We asked real couples the following: if you could do your wedding all over again, what would you do differently? If I'm being honest, the answers did not surprise us. :) We go to A LOT of weddings, and after a while it's easy to distill the day down to what's most important. Tom and I had an amazing wedding, but there are still a few things I'd change: I wish I had gotten a different seamstress for my dress, I wish we would have made a list of family portraits ahead of time so I didn't forget anyone, and I wish bridesmaid dresses in the same color with different styles had been a thing 12 years ago! But overall, these minor details pale in comparison to all the memories we've made since that day.
At the end of the day, YOU ARE MARRIED. No matter what you choose for decor, food, first dance song, or colors, at the end of the day you and your beloved are officially married. Weddings are ridiculously fun, but they're just the beginning of your amazing love story. So what did our couples say they would change? Here are the top five answers we heard.
1. Slow Down and Enjoy It
One of the most common comments we got was to take time throughout the day to just enjoy the moment. It's easy to get caught up in the schedule, but be sure to take time for things like talking to each other, hugging grandma, dancing your feet off, eating way too much dessert, and watching the sunset (unless it's raining, then by all means go run in the rain!). Don't stress when things don't go exactly to plan. Try to shrug it off and realize that even if your guest shuttle never shows up, walking back to your hotel on a gorgeous summer evening may turn out to be a favorite memory.
2. Consider What Size Wedding you Prefer
Many couples who had a small wedding didn't regret it, and other couples who had large weddings wished they had gone a bit smaller. Still others had a huge wedding and loved every minute of it. Ultimately it's your wedding day and you should be surrounded with people that make you happy. If you want a smaller day but you're feeling pressure to invite your mother's cousin's children's niece, take the time to talk it out and make your case as to why they don't need to be there. And never feel guilty for making additions or cuts to your invite list. Whether you're an introvert who wants a small wedding with immediate family or an extrovert who wants a huge wedding with your entire elementary school class, surround yourself with the people you love most and you won't regret it.
3. Decide on a Budget and Prioritize Accordingly
This dovetails nicely with number 2 above.
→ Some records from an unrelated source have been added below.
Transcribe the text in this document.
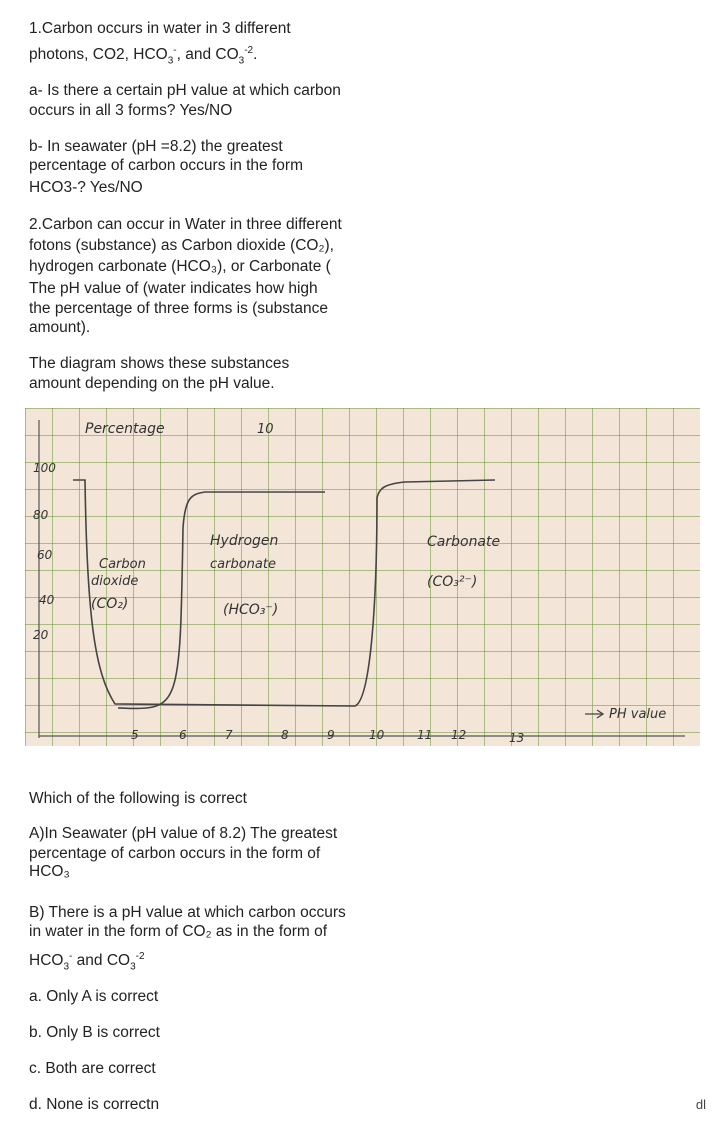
1.Carbon occurs in water in 3 different

photons, CO2, $HCO_3^-$, and $CO_3^{-2}$.

a- Is there a certain pH value at which carbon

occurs in all 3 forms? Yes/NO

b- In seawater (pH =8.2) the greatest

percentage of carbon occurs in the form

HCO3-? Yes/NO

2.Carbon can occur in Water in three different

fotons (substance) as Carbon dioxide (CO₂),

hydrogen carbonate (HCO₃), or Carbonate (

The pH value of (water indicates how high

the percentage of three forms is (substance

amount).

The diagram shows these substances

amount depending on the pH value.

Percentage	10
100
80
60
40
20
Carbon
dioxide
(CO₂)
Hydrogen
carbonate
(HCO₃⁻)
Carbonate
(CO₃²⁻)
5	6	7	8	9	10	11 12	13
PH value

Which of the following is correct

A)In Seawater (pH value of 8.2) The greatest

percentage of carbon occurs in the form of

HCO₃

B) There is a pH value at which carbon occurs

in water in the form of CO₂ as in the form of

$HCO_3^-$ and $CO_3^{-2}$

a. Only A is correct

b. Only B is correct

c. Both are correct

d. None is correctn	dl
Some couples struggled with where to spend their budget: do we invite all the people in town and have a simple meal, do we keep the guest list small and spend more money on decor/venue, or do we take the middle road and invite almost everyone but have smaller centerpieces? Some couples felt afterwards that they maybe could have spent a little less, but they loved everything about their day and didn't know what they could have done without! Others felt that they went into debt spending money on the wrong things. Every wedding and couple are different, and only you can decide how to allocate your budget. If you're debating between dance lessons or hiring a wedding coordinator, think like Marie Kondo and decide which one will spark more joy.
4. Don't Let Pressure or Guilt Guide Decisions
Many couples felt pressured (often by family or friends) to make decisions that didn't feel right at the time, which they now regret. Others felt pressured by peers or social media to have a "picture perfect" wedding that ended up feeling impersonal. If you want an intimate wedding ceremony on a mountaintop, don't be afraid to speak up. If you want to have nerdy centerpieces featuring LEGO scenes instead of traditional flowers, go for it! If you want to stay sober and remember the entire day, it's okay to refuse the shots your groomsmen keep buying. Everyone attending your wedding wants you to be happy. So don't be afraid to let your personalities shine and be yourselves.
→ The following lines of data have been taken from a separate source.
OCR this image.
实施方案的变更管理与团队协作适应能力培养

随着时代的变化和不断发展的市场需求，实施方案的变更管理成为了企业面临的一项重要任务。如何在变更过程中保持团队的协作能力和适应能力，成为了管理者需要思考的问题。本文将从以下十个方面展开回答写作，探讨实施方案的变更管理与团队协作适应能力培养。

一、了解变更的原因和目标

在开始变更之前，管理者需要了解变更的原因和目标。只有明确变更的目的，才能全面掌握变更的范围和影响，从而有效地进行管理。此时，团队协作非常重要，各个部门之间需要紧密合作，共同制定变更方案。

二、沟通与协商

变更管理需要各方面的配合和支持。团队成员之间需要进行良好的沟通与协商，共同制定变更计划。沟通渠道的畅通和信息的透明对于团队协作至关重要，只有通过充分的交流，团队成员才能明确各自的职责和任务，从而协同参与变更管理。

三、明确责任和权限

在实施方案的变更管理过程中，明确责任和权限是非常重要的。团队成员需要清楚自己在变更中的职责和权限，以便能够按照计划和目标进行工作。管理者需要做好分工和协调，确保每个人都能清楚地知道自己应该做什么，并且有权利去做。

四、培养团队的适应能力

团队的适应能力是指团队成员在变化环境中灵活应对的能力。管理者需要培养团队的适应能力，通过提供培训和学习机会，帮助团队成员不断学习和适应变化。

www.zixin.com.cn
5. Hire a Professional Photographer for the Entire Day
You knew this one was coming. ;) We're biased of course, but we heard over and over how important photography is to a wedding day. Some couples hired a friend of a friend and didn't get the images they truly wanted. Others only hired a photographer for the ceremony, and wished they had been there for the reception as well. Not a single person regretted hiring an amazing photographer. Photography (and videography! Shout out to our videographer friends!) is what you have left to remember the day after the party is over. Photography is what you put on your walls to look at every single day and remind yourselves of the love you felt and still feel 20 years later. Photography is paging through your wedding album with your kids, laughing at your ridiculous hairstyle and marveling at how they look just like their great-grandpa who passed away. Marriage is making an active decision to choose your spouse every single day; photography helps keep that lifetime of amazing memories fresh in your mind.